第5話 魔法を使いたい
あれから俺はたまに図書館に連れて行ってもらってる。
「クロン様は勉強熱心ですねえ。」
まぁこの先破滅が待ってると考えるとやれることをやっとかないとという気で動いているだけだ。
あと意外と本の内容が面白い。こっちには前世ほど娯楽がないからできることも限られてくる。
そういえば、この世界には魔法があったんだっけ。
「レイン。魔法ってどんなのなの」
「魔法を知ってるんですか。凄いですね。」
「本に書いてあったの」
「へぇそうなんですか。魔法とは、生活を便利にしてくれる素敵な力ですよ。」
「レインも使えるの?」
「もちろんですよ。上達に差はあれどみんな使えるようになるものですから。」
「へーすごーい。僕も使えるようになりたいなぁ。教えてほしいなぁ。」
そういって、必殺上目遣いでレインにお願いする。
「うっ。そんな目で見てもだめですからね。魔法は初めに習った属性が一番大事だといわれてますから。私が勝手に教えたらそれこそ打ち首ものです。父上母上と相談してくださいね。」
さすがにそこまで言われたらどうしようもないなぁ。
さすがに諦めるのであった。
せめてく魔導書が読めたらなぁ。
こっちの世界も文字も、構造や成り立ってるものは非常に日本語と近いものがあるが、魔導書は日本語の漢字に当たるもので書かれていてまだ読めなかった。
こういうのって小さいうちから魔法を使うことでチートみたいな魔法を使えたりするんじゃないのかな。
早めに父親に相談するか。
そう思うクロンであった。
齢1才にして言葉もだいぶん話せるようになってきたし、読み書きも多少はできるようになってきた。といっても魔導書時は全然読めないんだけどね。
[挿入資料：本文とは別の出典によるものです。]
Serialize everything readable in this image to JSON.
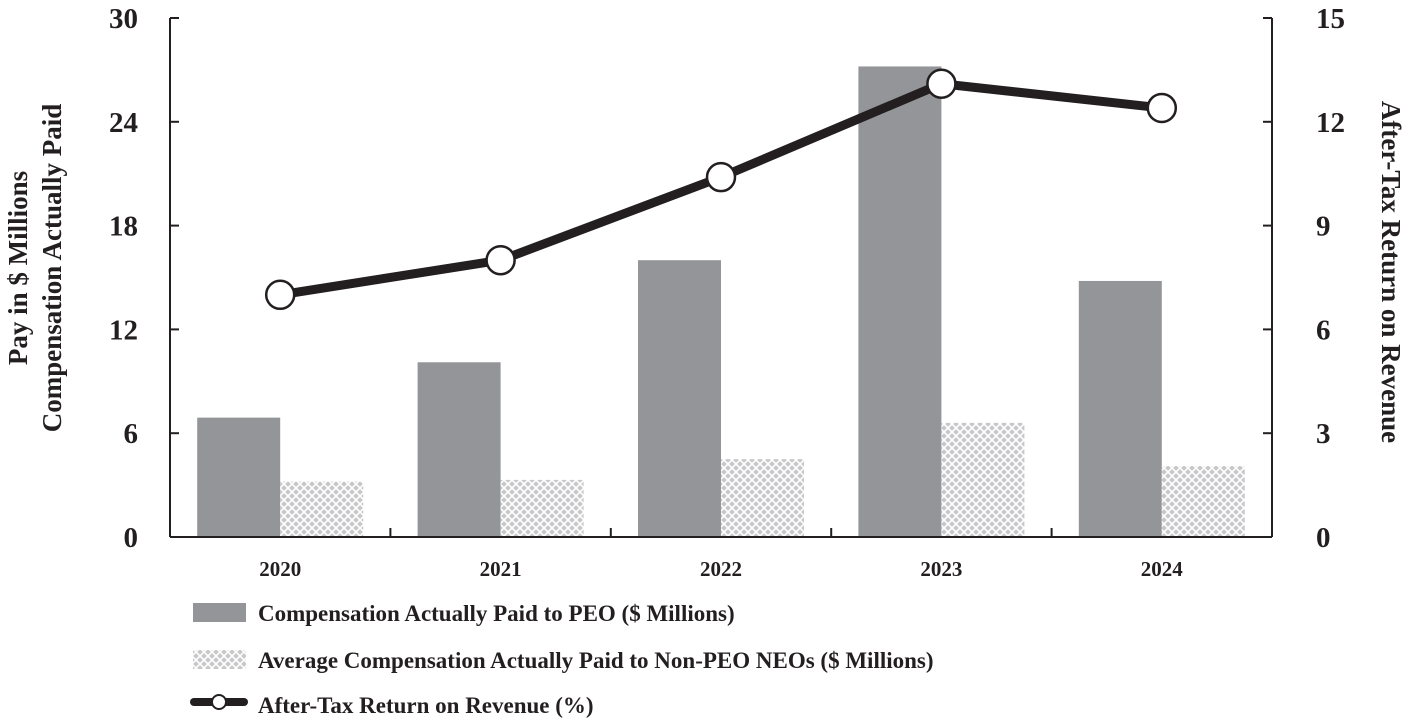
{
  "chart_data": {
    "type": "bar",
    "categories": [
      "2020",
      "2021",
      "2022",
      "2023",
      "2024"
    ],
    "series": [
      {
        "name": "Compensation Actually Paid to PEO ($ Millions)",
        "kind": "bar",
        "axis": "left",
        "color": "#939598",
        "values": [
          6.9,
          10.1,
          16.0,
          27.2,
          14.8
        ]
      },
      {
        "name": "Average Compensation Actually Paid to Non-PEO NEOs ($ Millions)",
        "kind": "bar-hatched",
        "axis": "left",
        "color": "#b9b9bb",
        "values": [
          3.2,
          3.3,
          4.5,
          6.6,
          4.1
        ]
      },
      {
        "name": "After-Tax Return on Revenue (%)",
        "kind": "line",
        "axis": "right",
        "color": "#231f20",
        "values": [
          7.0,
          8.0,
          10.4,
          13.1,
          12.4
        ]
      }
    ],
    "ylabel": [
      "Pay in $ Millions",
      "Compensation Actually Paid"
    ],
    "y2label": "After-Tax Return on Revenue",
    "ylim": [
      0,
      30
    ],
    "y2lim": [
      0,
      15
    ],
    "yticks": [
      0,
      6,
      12,
      18,
      24,
      30
    ],
    "y2ticks": [
      0,
      3,
      6,
      9,
      12,
      15
    ],
    "legend": "bottom"
  }
}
歩くことにも慣れてきたし、そろそろ魔法を習っていきたい。
そういうわけで父に相談しに行くクロン。
忙しそうなのだが、どうやら会って話したいことがあるというと、時間を空けてくれたらしい。マジ助かる。
「魔法を学びたい?」
「はい。ダメでしょうか。」
「いや、ダメとは言わんがな。魔法は便利ではあるが使い方を間違えると大変なことになるんだ。」
「はい。だからこそ、早く学んで、制御ができるようになっておきたいんです。」
「なるほどな……」
そういって少し思案していた父がこういう。
「お前はしっかりしてそうだからいいだろう。ただし、魔法以外のことも学んでもらうぞ。」
よっしゃーー!とりあえず何かあったときのために強くなっとかなくちゃな。
魔法が使えるというのもやっぱりワクワクするな。
期待に胸を膨らませるクロンであった。